Entrevista ao Mundo Escrito em setembro de 2023

Publicado em 21/05/2024

Entrevista à empresa Mundo Escrito (“serviços profissionais de apoio à escrita”) em setembro de 2023

 

1 - Como começou sua paixão pela língua portuguesa?

Se paixão eu tenho é mais por revisão, especialmente das traduções de textos do inglês e do francês. O  interesse na língua portuguesa foi surgindo espontaneamente quando trabalhei com redação no serviço público – de vez em quando me perguntavam alguma coisa sobre gramática e eu me desafiei a ter proficiência nas respostas. Comecei então a estudar por mim mesma aquilo que não tinham me ensinado na escola.

 

2 - E hoje, depois de todos esses anos trabalhando como professora e revisora, o que há de mais fascinante na língua portuguesa na sua opinião?

Eu diria que é o fato de ser uma língua musical e fácil de aprender (me desculpem os céticos).

 

3 - Quais livros da literatura brasileira foram marcantes na sua trajetória?

Todos os de Erico Verissimo e os seis livros de Memórias do escritor mineiro Pedro Nava.

 

4 - Há regras da norma-padrão não recomendadas pela senhora para serem utilizadas haja vista outras formas terem sido já consagradas pelo uso?  Se a resposta for positiva, poderia citar alguns exemplos, por favor?

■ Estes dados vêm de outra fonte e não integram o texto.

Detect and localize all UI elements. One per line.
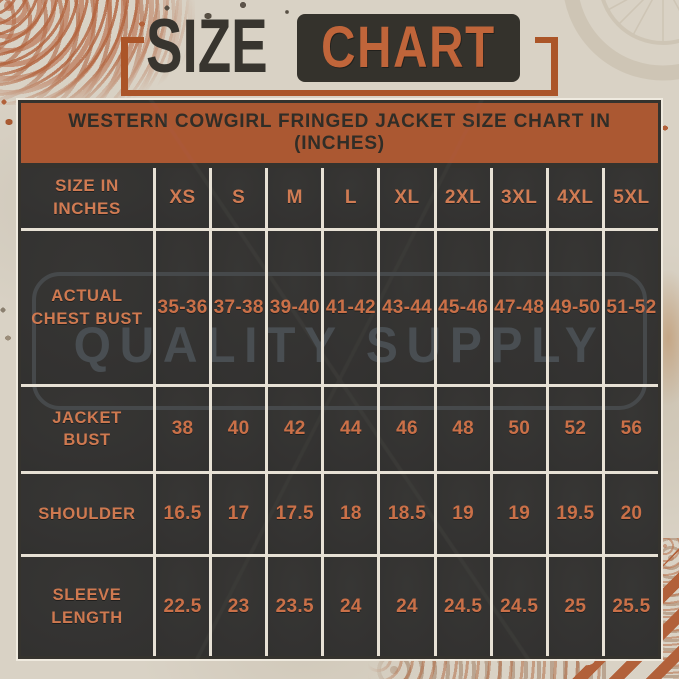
value-cell: 17	[212, 474, 266, 554]
row-label: SHOULDER	[21, 474, 153, 554]
value-cell: 49-50	[548, 231, 602, 384]
value-cell: 52	[548, 387, 602, 471]
value-cell: 25	[548, 557, 602, 656]
size-column-header: 5XL	[604, 168, 658, 228]
size-column-header: S	[212, 168, 266, 228]
value-cell: 24	[324, 557, 378, 656]
value-cell: 35-36	[156, 231, 210, 384]
bicycle-wheel-sketch	[564, 0, 679, 81]
value-cell: 41-42	[324, 231, 378, 384]
value-cell: 47-48	[492, 231, 546, 384]
size-chart-grid: SIZE IN INCHES XS S M L XL 2XL 3XL 4XL 5XL ACTUAL …	[18, 166, 661, 659]
value-cell: 46	[380, 387, 434, 471]
value-cell: 19	[436, 474, 490, 554]
value-cell: 24.5	[436, 557, 490, 656]
table-title-banner: WESTERN COWGIRL FRINGED JACKET SIZE CHAR…	[18, 100, 661, 166]
size-column-header: XL	[380, 168, 434, 228]
column-header-size-in-inches: SIZE IN INCHES	[21, 168, 153, 228]
value-cell: 24.5	[492, 557, 546, 656]
size-chart-table: WESTERN COWGIRL FRINGED JACKET SIZE CHAR…	[18, 100, 661, 659]
value-cell: 37-38	[212, 231, 266, 384]
size-column-header: M	[268, 168, 322, 228]
size-column-header: L	[324, 168, 378, 228]
value-cell: 43-44	[380, 231, 434, 384]
value-cell: 22.5	[156, 557, 210, 656]
size-column-header: 2XL	[436, 168, 490, 228]
size-column-header: XS	[156, 168, 210, 228]
value-cell: 48	[436, 387, 490, 471]
value-cell: 42	[268, 387, 322, 471]
value-cell: 45-46	[436, 231, 490, 384]
title-word-chart: CHART	[321, 15, 496, 80]
value-cell: 18	[324, 474, 378, 554]
value-cell: 23.5	[268, 557, 322, 656]
value-cell: 17.5	[268, 474, 322, 554]
value-cell: 18.5	[380, 474, 434, 554]
value-cell: 20	[604, 474, 658, 554]
value-cell: 16.5	[156, 474, 210, 554]
value-cell: 39-40	[268, 231, 322, 384]
row-label: JACKET BUST	[21, 387, 153, 471]
value-cell: 51-52	[604, 231, 658, 384]
value-cell: 24	[380, 557, 434, 656]
title-chart-box: CHART	[297, 14, 520, 82]
size-column-header: 3XL	[492, 168, 546, 228]
title-word-size: SIZE	[146, 4, 268, 89]
value-cell: 40	[212, 387, 266, 471]
row-label: SLEEVE LENGTH	[21, 557, 153, 656]
value-cell: 56	[604, 387, 658, 471]
table-title-text: WESTERN COWGIRL FRINGED JACKET SIZE CHAR…	[68, 111, 611, 154]
value-cell: 38	[156, 387, 210, 471]
value-cell: 50	[492, 387, 546, 471]
value-cell: 19.5	[548, 474, 602, 554]
size-column-header: 4XL	[548, 168, 602, 228]
value-cell: 25.5	[604, 557, 658, 656]
speckle-band-right	[659, 538, 679, 679]
value-cell: 19	[492, 474, 546, 554]
value-cell: 23	[212, 557, 266, 656]
value-cell: 44	[324, 387, 378, 471]
row-label: ACTUAL CHEST BUST	[21, 231, 153, 384]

Sim. Eu trabalho bastante com a norma culta, a língua usada pela grande maioria dos falantes cultos, ou seja, quem tem formação universitária. E também levo em conta o uso brasileiro atual ao me posicionar a favor de certas inovações sintáticas. Vamos aos exemplos, começando com a sequência de dois verbos de diferente regência: Li e gostei dos livros, entrei e saí de casa – está correto, quando o canônico seria dizer: Li os livros e gostei deles, entrei em casa e saí dela (cf. Não Tropece na Língua 119).  Por que não Vende-se frutas diversas, em vez de Vendem-se frutas? É o normal no Brasil. Outra: entre mim e você é a recomendação dos gramáticos tradicionais, mas usualmente se diz “entre eu e você”, ou como sugiro: entre você e eu (cf. Não Tropece na Língua 48). Para finalizar aqui, vejam esta variação informal: Custei para entender, custo a crer, que convive com  a forma recomendada pela língua-padrão: custou-me entender, custa-me crer (cf. Mural de Consultas 336).

 

5 - Como a senhora avalia a utilização da língua como instrumento de diferenciação social, gerando, por exemplo, o preconceito linguístico?

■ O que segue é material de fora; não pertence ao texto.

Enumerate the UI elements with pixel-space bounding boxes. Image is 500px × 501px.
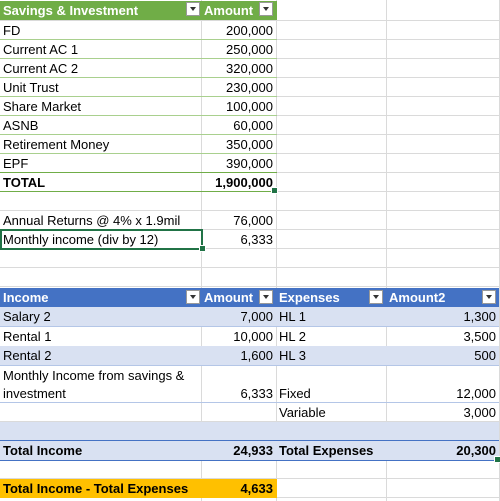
monthly-income-label[interactable]: Monthly income (div by 12)	[3, 232, 159, 247]
expense-row-label[interactable]: HL 1	[279, 309, 306, 324]
income-header-amount[interactable]: Amount	[204, 290, 254, 305]
total-expenses-label[interactable]: Total Expenses	[279, 443, 374, 458]
net-row-band	[0, 479, 277, 498]
filter-dropdown-icon[interactable]	[186, 290, 200, 304]
savings-header-row	[0, 1, 277, 20]
expense-row-label[interactable]: Fixed	[279, 386, 311, 401]
total-expenses-amount[interactable]: 20,300	[456, 443, 496, 458]
fill-handle[interactable]	[199, 245, 206, 252]
expense-row-label[interactable]: HL 2	[279, 329, 306, 344]
savings-total-label[interactable]: TOTAL	[3, 175, 46, 190]
filter-dropdown-icon[interactable]	[186, 2, 200, 16]
savings-row-amount[interactable]: 200,000	[226, 23, 273, 38]
savings-row-amount[interactable]: 350,000	[226, 137, 273, 152]
savings-row-amount[interactable]: 100,000	[226, 99, 273, 114]
expense-row-amount[interactable]: 1,300	[463, 309, 496, 324]
income-row-band	[0, 346, 499, 365]
monthly-income-value[interactable]: 6,333	[240, 232, 273, 247]
savings-row-label[interactable]: Unit Trust	[3, 80, 59, 95]
table-resize-handle[interactable]	[271, 187, 278, 194]
income-row-label[interactable]: Rental 1	[3, 329, 52, 344]
savings-row-amount[interactable]: 60,000	[233, 118, 273, 133]
filter-dropdown-icon[interactable]	[259, 2, 273, 16]
savings-row-amount[interactable]: 390,000	[226, 156, 273, 171]
income-header-expenses[interactable]: Expenses	[279, 290, 340, 305]
savings-total-amount[interactable]: 1,900,000	[215, 175, 273, 190]
savings-row-label[interactable]: Share Market	[3, 99, 82, 114]
savings-row-label[interactable]: ASNB	[3, 118, 39, 133]
expense-row-label[interactable]: HL 3	[279, 348, 306, 363]
savings-row-label[interactable]: Current AC 1	[3, 42, 79, 57]
savings-income-label-line1[interactable]: Monthly Income from savings &	[3, 368, 185, 383]
savings-row-label[interactable]: Retirement Money	[3, 137, 110, 152]
income-row-band	[0, 307, 499, 326]
filter-dropdown-icon[interactable]	[482, 290, 496, 304]
income-row-label[interactable]: Salary 2	[3, 309, 51, 324]
filter-dropdown-icon[interactable]	[369, 290, 383, 304]
savings-header-label[interactable]: Savings & Investment	[3, 3, 139, 18]
expense-row-label[interactable]: Variable	[279, 405, 326, 420]
expense-row-amount[interactable]: 500	[474, 348, 496, 363]
savings-row-amount[interactable]: 320,000	[226, 61, 273, 76]
savings-row-label[interactable]: Current AC 2	[3, 61, 79, 76]
net-income-value[interactable]: 4,633	[240, 481, 273, 496]
income-row-label[interactable]: Rental 2	[3, 348, 52, 363]
empty-row-band	[0, 422, 499, 441]
income-row-amount[interactable]: 1,600	[240, 348, 273, 363]
total-income-label[interactable]: Total Income	[3, 443, 83, 458]
income-header-amount2[interactable]: Amount2	[389, 290, 446, 305]
savings-income-label-line2[interactable]: investment	[3, 386, 66, 401]
totals-row-band	[0, 441, 499, 460]
net-income-label[interactable]: Total Income - Total Expenses	[3, 481, 189, 496]
savings-row-label[interactable]: FD	[3, 23, 21, 38]
annual-returns-label[interactable]: Annual Returns @ 4% x 1.9mil	[3, 213, 181, 228]
savings-row-label[interactable]: EPF	[3, 156, 29, 171]
annual-returns-value[interactable]: 76,000	[233, 213, 273, 228]
total-income-amount[interactable]: 24,933	[233, 443, 273, 458]
income-row-amount[interactable]: 7,000	[240, 309, 273, 324]
expense-row-amount[interactable]: 3,000	[463, 405, 496, 420]
savings-income-amount[interactable]: 6,333	[240, 386, 273, 401]
expense-row-amount[interactable]: 3,500	[463, 329, 496, 344]
income-header-income[interactable]: Income	[3, 290, 49, 305]
income-row-amount[interactable]: 10,000	[233, 329, 273, 344]
savings-header-amount[interactable]: Amount	[204, 3, 254, 18]
table-resize-handle[interactable]	[494, 456, 500, 463]
filter-dropdown-icon[interactable]	[259, 290, 273, 304]
expense-row-amount[interactable]: 12,000	[456, 386, 496, 401]
active-cell-selection	[0, 229, 203, 250]
savings-row-amount[interactable]: 230,000	[226, 80, 273, 95]
savings-row-amount[interactable]: 250,000	[226, 42, 273, 57]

Abordei essa questão na minha dissertação de mestrado e publiquei um resumo dela no livro Não Tropece na Redação: questões de gramática e estilo. O modo como o falante se expressa pode revelar seu capital econômico-social, o qual lhe permite melhor acesso aos espaços de cidadania e por consequência ao domínio da norma culta. Para o imenso contingente de pessoas oriundas das camadas sociais desfavorecidas resta o falar “errado”, ler pouquíssimo e escrever muito mal, o que de fato lhes confere julgamentos desfavoráveis e depreciativos – é o chamado preconceito linguístico.

 

6 - Quais são as principais características que um bom profissional que atua na área de revisão deve ter?

Bagagem cultural e linguística, curiosidade (para ir em busca de aprendizado sempre) e foco no detalhe – as três mais importantes.

 

7 - Em relação ao uso da língua portuguesa, que conselhos a senhora daria a escritores que estão começando?

Ler bons autores, persistir (ou seja, praticar a escrita frequentemente) e ir se aperfeiçoando até chegar ao nível de participar de um concurso literário ou de ser convidado a publicar um livro seu.

 

8 - Como as redes sociais estão transformando a nossa língua e qual o futuro da língua portuguesa?

Como todo idioma, com o tempo o Português vai passar necessariamente por transformações, mas não em razão das redes sociais. Estas apenas refletem tais mudanças; e, por outro lado, repercutem os problemas causados por uma formação escolar deficiente.

 

9 - O linguista Marcos Bagno, numa live realizada pela Parábola Editorial (no Youtube), disse que considera que a falta de habilidade no uso da pontuação decorre de uma educação linguística falha, como é a que temos no Brasil, infelizmente. O que a senhora considera que pode ser feito para que esse problema seja resolvido?

Concordando com Marcos Bagno, entendo que a pessoa que quer ser bem-sucedida no seu trabalho, seja ele qual for, deve ser autodidata para superar essa falha. E para isso eu me permito sugerir o meu livro Só Vírgula: método fácil em vinte lições, lançado em 1996 e publicado recentemente em 4ª edição pela EdUFScar – SP.